Il ne retournera pas au pays d’Egypte, et Assur, lui, sera son roi, parce qu’ils n’ont pas voulu se convertir.

L’épée sera brandie dans ses villes ; elle brisera les verrous et dévorera, à cause de leurs desseins.

Mon peuple est décidé à se séparer de moi ; on les appelle en haut, mais aucun d’eux ne lève les yeux.

Comment te délaisserais-je, Ephraïm, te livrerais-je, Israël ? Comment te laisserais-je devenir comme Adama, te rendrais-je comme Séboïm ? Mon cœur se retourne en moi, et toutes ensemble, mes compassions s’émeuvent.

Je ne donnerai pas cours à l’ardeur de ma colère, je ne détruirai pas de nouveau Ephraïm. Car je suis Dieu, moi, et non pas homme, au milieu de toi est le Saint, et je ne viendrai pas dans ma fureur.

10 Ils iront après Yahweh ; comme un lion, il rugira. Quand il rugira, lui, ses fils accourront tremblants, de l’Occident.

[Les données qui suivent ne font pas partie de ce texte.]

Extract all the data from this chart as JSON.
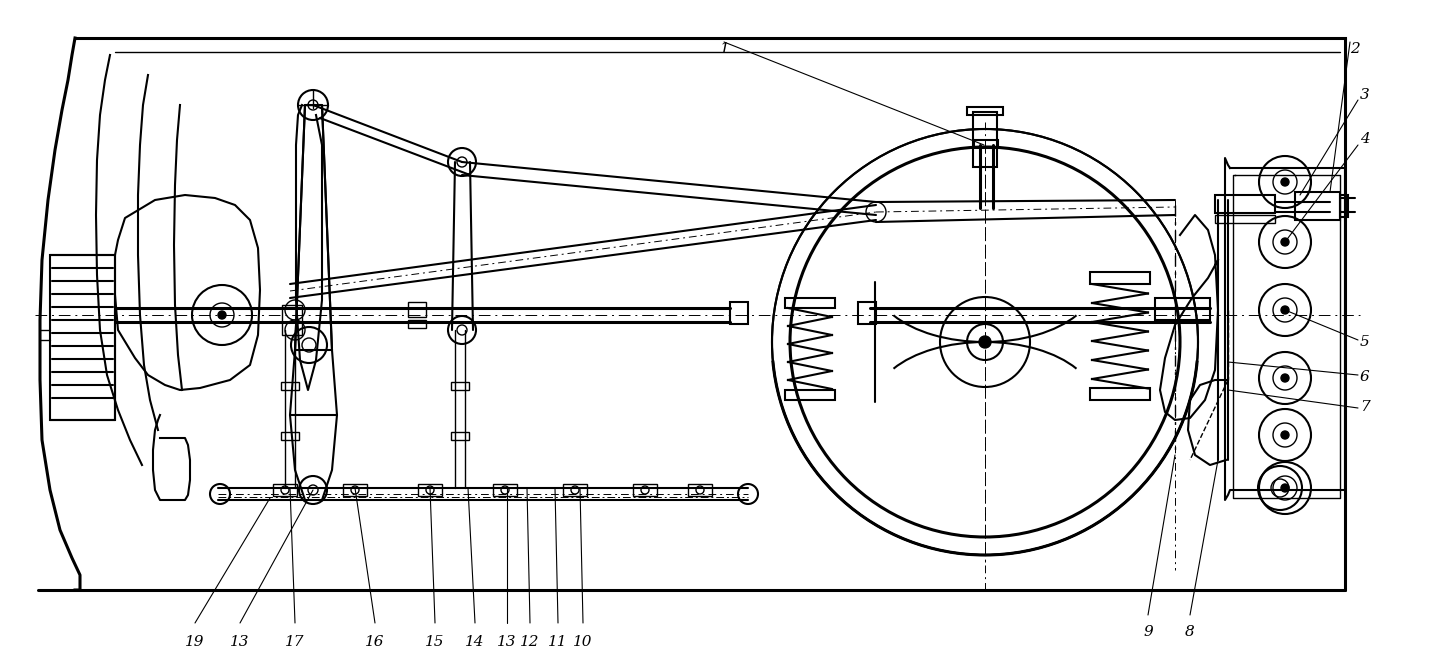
{
  "bg_color": "#ffffff",
  "line_color": "#000000",
  "fig_width": 14.3,
  "fig_height": 6.58,
  "dpi": 100,
  "bottom_labels": [
    [
      "19",
      195,
      635
    ],
    [
      "13",
      240,
      635
    ],
    [
      "17",
      295,
      635
    ],
    [
      "16",
      375,
      635
    ],
    [
      "15",
      435,
      635
    ],
    [
      "14",
      475,
      635
    ],
    [
      "13",
      507,
      635
    ],
    [
      "12",
      530,
      635
    ],
    [
      "11",
      558,
      635
    ],
    [
      "10",
      583,
      635
    ]
  ],
  "top_labels": [
    [
      "1",
      720,
      42
    ],
    [
      "2",
      1340,
      42
    ],
    [
      "3",
      1358,
      95
    ],
    [
      "4",
      1358,
      140
    ],
    [
      "5",
      1358,
      338
    ],
    [
      "6",
      1358,
      375
    ],
    [
      "7",
      1358,
      405
    ],
    [
      "8",
      1190,
      620
    ],
    [
      "9",
      1155,
      620
    ]
  ]
}
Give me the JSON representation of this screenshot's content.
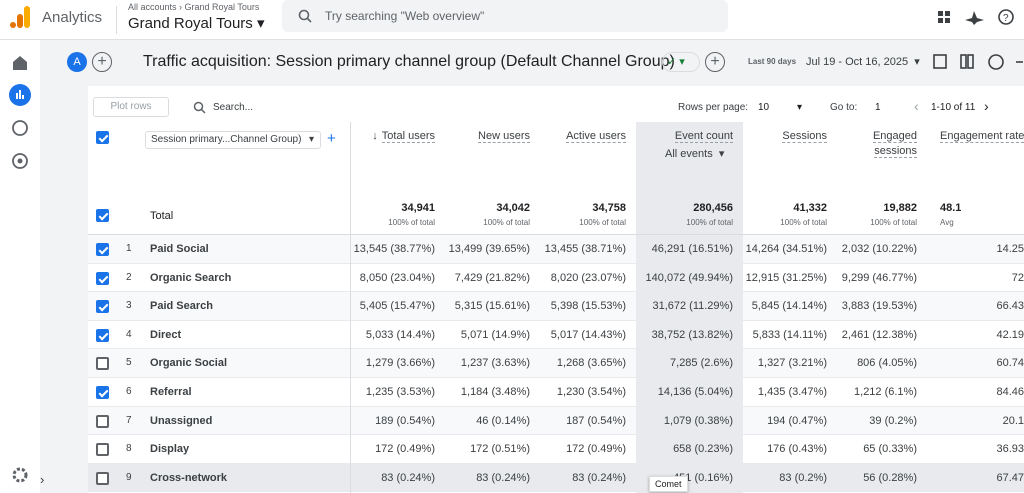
{
  "header": {
    "product": "Analytics",
    "breadcrumb": [
      "All accounts",
      "Grand Royal Tours"
    ],
    "property": "Grand Royal Tours",
    "search_placeholder": "Try searching \"Web overview\""
  },
  "report": {
    "avatar": "A",
    "title": "Traffic acquisition: Session primary channel group (Default Channel Group)",
    "date_label": "Last 90 days",
    "date_range": "Jul 19 - Oct 16, 2025"
  },
  "toolbar": {
    "plot_rows": "Plot rows",
    "search": "Search...",
    "rows_per_page_label": "Rows per page:",
    "rows_per_page": "10",
    "goto_label": "Go to:",
    "goto": "1",
    "range": "1-10 of 11"
  },
  "table": {
    "dimension": "Session primary...Channel Group)",
    "event_filter": "All events",
    "columns": [
      {
        "label": "Total users",
        "sorted": true
      },
      {
        "label": "New users",
        "sorted": false
      },
      {
        "label": "Active users",
        "sorted": false
      },
      {
        "label": "Event count",
        "sorted": false
      },
      {
        "label": "Sessions",
        "sorted": false
      },
      {
        "label": "Engaged sessions",
        "sorted": false
      },
      {
        "label": "Engagement rate",
        "sorted": false
      }
    ],
    "total": {
      "label": "Total",
      "checked": true,
      "values": [
        "34,941",
        "34,042",
        "34,758",
        "280,456",
        "41,332",
        "19,882",
        "48.1"
      ],
      "notes": [
        "100% of total",
        "100% of total",
        "100% of total",
        "100% of total",
        "100% of total",
        "100% of total",
        "Avg"
      ]
    },
    "rows": [
      {
        "index": 1,
        "name": "Paid Social",
        "checked": true,
        "cells": [
          "13,545 (38.77%)",
          "13,499 (39.65%)",
          "13,455 (38.71%)",
          "46,291 (16.51%)",
          "14,264 (34.51%)",
          "2,032 (10.22%)",
          "14.25"
        ]
      },
      {
        "index": 2,
        "name": "Organic Search",
        "checked": true,
        "cells": [
          "8,050 (23.04%)",
          "7,429 (21.82%)",
          "8,020 (23.07%)",
          "140,072 (49.94%)",
          "12,915 (31.25%)",
          "9,299 (46.77%)",
          "72"
        ]
      },
      {
        "index": 3,
        "name": "Paid Search",
        "checked": true,
        "cells": [
          "5,405 (15.47%)",
          "5,315 (15.61%)",
          "5,398 (15.53%)",
          "31,672 (11.29%)",
          "5,845 (14.14%)",
          "3,883 (19.53%)",
          "66.43"
        ]
      },
      {
        "index": 4,
        "name": "Direct",
        "checked": true,
        "cells": [
          "5,033 (14.4%)",
          "5,071 (14.9%)",
          "5,017 (14.43%)",
          "38,752 (13.82%)",
          "5,833 (14.11%)",
          "2,461 (12.38%)",
          "42.19"
        ]
      },
      {
        "index": 5,
        "name": "Organic Social",
        "checked": false,
        "cells": [
          "1,279 (3.66%)",
          "1,237 (3.63%)",
          "1,268 (3.65%)",
          "7,285 (2.6%)",
          "1,327 (3.21%)",
          "806 (4.05%)",
          "60.74"
        ]
      },
      {
        "index": 6,
        "name": "Referral",
        "checked": true,
        "cells": [
          "1,235 (3.53%)",
          "1,184 (3.48%)",
          "1,230 (3.54%)",
          "14,136 (5.04%)",
          "1,435 (3.47%)",
          "1,212 (6.1%)",
          "84.46"
        ]
      },
      {
        "index": 7,
        "name": "Unassigned",
        "checked": false,
        "cells": [
          "189 (0.54%)",
          "46 (0.14%)",
          "187 (0.54%)",
          "1,079 (0.38%)",
          "194 (0.47%)",
          "39 (0.2%)",
          "20.1"
        ]
      },
      {
        "index": 8,
        "name": "Display",
        "checked": false,
        "cells": [
          "172 (0.49%)",
          "172 (0.51%)",
          "172 (0.49%)",
          "658 (0.23%)",
          "176 (0.43%)",
          "65 (0.33%)",
          "36.93"
        ]
      },
      {
        "index": 9,
        "name": "Cross-network",
        "checked": false,
        "cells": [
          "83 (0.24%)",
          "83 (0.24%)",
          "83 (0.24%)",
          "451 (0.16%)",
          "83 (0.2%)",
          "56 (0.28%)",
          "67.47"
        ]
      }
    ]
  },
  "tooltip": "Comet"
}
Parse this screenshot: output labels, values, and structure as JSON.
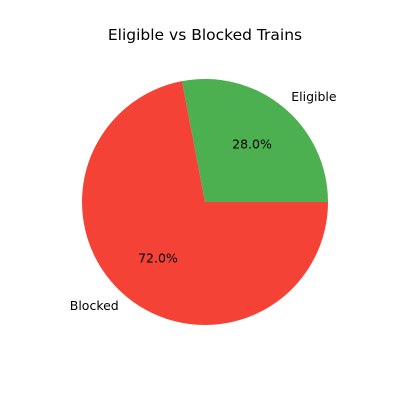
{
  "chart_data": {
    "type": "pie",
    "title": "Eligible vs Blocked Trains",
    "labels": [
      "Eligible",
      "Blocked"
    ],
    "values": [
      28.0,
      72.0
    ],
    "percent_labels": [
      "28.0%",
      "72.0%"
    ],
    "colors": [
      "#4caf50",
      "#f44336"
    ],
    "start_angle_deg": 0,
    "direction": "counterclockwise",
    "legend": "none"
  }
}
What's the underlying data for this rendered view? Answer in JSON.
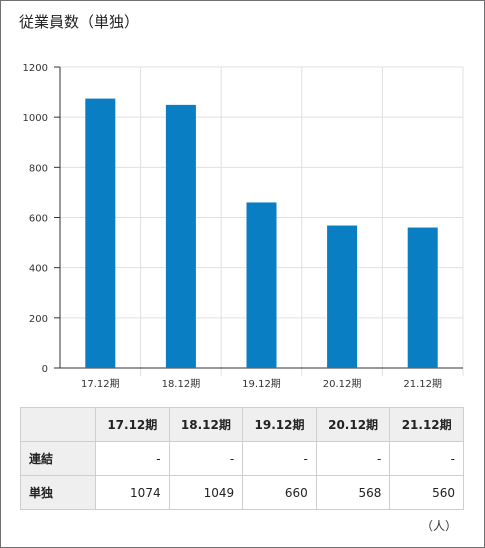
{
  "title": "従業員数（単独）",
  "unit": "（人）",
  "colors": {
    "bar": "#0a7ec2",
    "grid": "#e0e0e0",
    "axis": "#333333",
    "header_bg": "#efefef"
  },
  "chart_data": {
    "type": "bar",
    "categories": [
      "17.12期",
      "18.12期",
      "19.12期",
      "20.12期",
      "21.12期"
    ],
    "values": [
      1074,
      1049,
      660,
      568,
      560
    ],
    "ylim": [
      0,
      1200
    ],
    "yticks": [
      0,
      200,
      400,
      600,
      800,
      1000,
      1200
    ],
    "grid": true
  },
  "table": {
    "columns": [
      "17.12期",
      "18.12期",
      "19.12期",
      "20.12期",
      "21.12期"
    ],
    "rows": [
      {
        "label": "連結",
        "values": [
          "-",
          "-",
          "-",
          "-",
          "-"
        ]
      },
      {
        "label": "単独",
        "values": [
          "1074",
          "1049",
          "660",
          "568",
          "560"
        ]
      }
    ]
  }
}
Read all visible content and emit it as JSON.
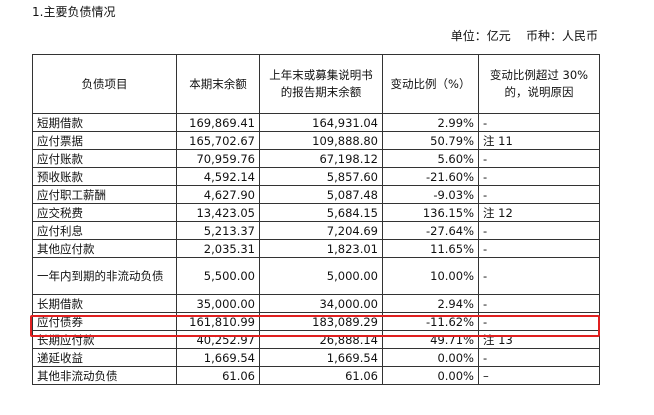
{
  "section_title": "1.主要负债情况",
  "unit_line": "单位：亿元    币种：人民币",
  "table": {
    "headers": [
      "负债项目",
      "本期末余额",
      "上年末或募集说明书的报告期末余额",
      "变动比例（%）",
      "变动比例超过 30%的，说明原因"
    ],
    "rows": [
      {
        "item": "短期借款",
        "current": "169,869.41",
        "previous": "164,931.04",
        "change": "2.99%",
        "note": "-"
      },
      {
        "item": "应付票据",
        "current": "165,702.67",
        "previous": "109,888.80",
        "change": "50.79%",
        "note": "注 11"
      },
      {
        "item": "应付账款",
        "current": "70,959.76",
        "previous": "67,198.12",
        "change": "5.60%",
        "note": "-"
      },
      {
        "item": "预收账款",
        "current": "4,592.14",
        "previous": "5,857.60",
        "change": "-21.60%",
        "note": "-"
      },
      {
        "item": "应付职工薪酬",
        "current": "4,627.90",
        "previous": "5,087.48",
        "change": "-9.03%",
        "note": "-"
      },
      {
        "item": "应交税费",
        "current": "13,423.05",
        "previous": "5,684.15",
        "change": "136.15%",
        "note": "注 12"
      },
      {
        "item": "应付利息",
        "current": "5,213.37",
        "previous": "7,204.69",
        "change": "-27.64%",
        "note": "-"
      },
      {
        "item": "其他应付款",
        "current": "2,035.31",
        "previous": "1,823.01",
        "change": "11.65%",
        "note": "-"
      },
      {
        "item": "一年内到期的非流动负债",
        "current": "5,500.00",
        "previous": "5,000.00",
        "change": "10.00%",
        "note": "-"
      },
      {
        "item": "长期借款",
        "current": "35,000.00",
        "previous": "34,000.00",
        "change": "2.94%",
        "note": "-"
      },
      {
        "item": "应付债券",
        "current": "161,810.99",
        "previous": "183,089.29",
        "change": "-11.62%",
        "note": "-"
      },
      {
        "item": "长期应付款",
        "current": "40,252.97",
        "previous": "26,888.14",
        "change": "49.71%",
        "note": "注 13"
      },
      {
        "item": "递延收益",
        "current": "1,669.54",
        "previous": "1,669.54",
        "change": "0.00%",
        "note": "-"
      },
      {
        "item": "其他非流动负债",
        "current": "61.06",
        "previous": "61.06",
        "change": "0.00%",
        "note": "–"
      }
    ]
  },
  "highlight": {
    "row_item": "应付债券",
    "color": "#e02020"
  }
}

11 Ils accourront, tremblants comme un oiseau, de l’Egypte, et comme une colombe, du pays d’Assur ; et je les ferai habiter dans leurs maisons, -oracle de Yahweh.

Texte

Critique textuelle

2 Ils les appelèrent ou : « je les appelai » ? Conjecture  Divers traducteurs corrigent le texte, en s'appuyant sur la comparaison des versions

Jérome justifie cependant doublement son choix du texte massorétique :

  • (1) par le souci philologique de comprendre le texte hébreu lui-même, bien attesté par Matthieu trois siècles plus tôt, dans le contexte de l'ensemble des Écritures hébraïques ;
  • (2) par le souci théologique de reconnaître l'accomplissement christique de ces paroles, comme l'a souligné l'évangéliste Matthieu lui-même.  (Tradition chrétienne Os 11,1s).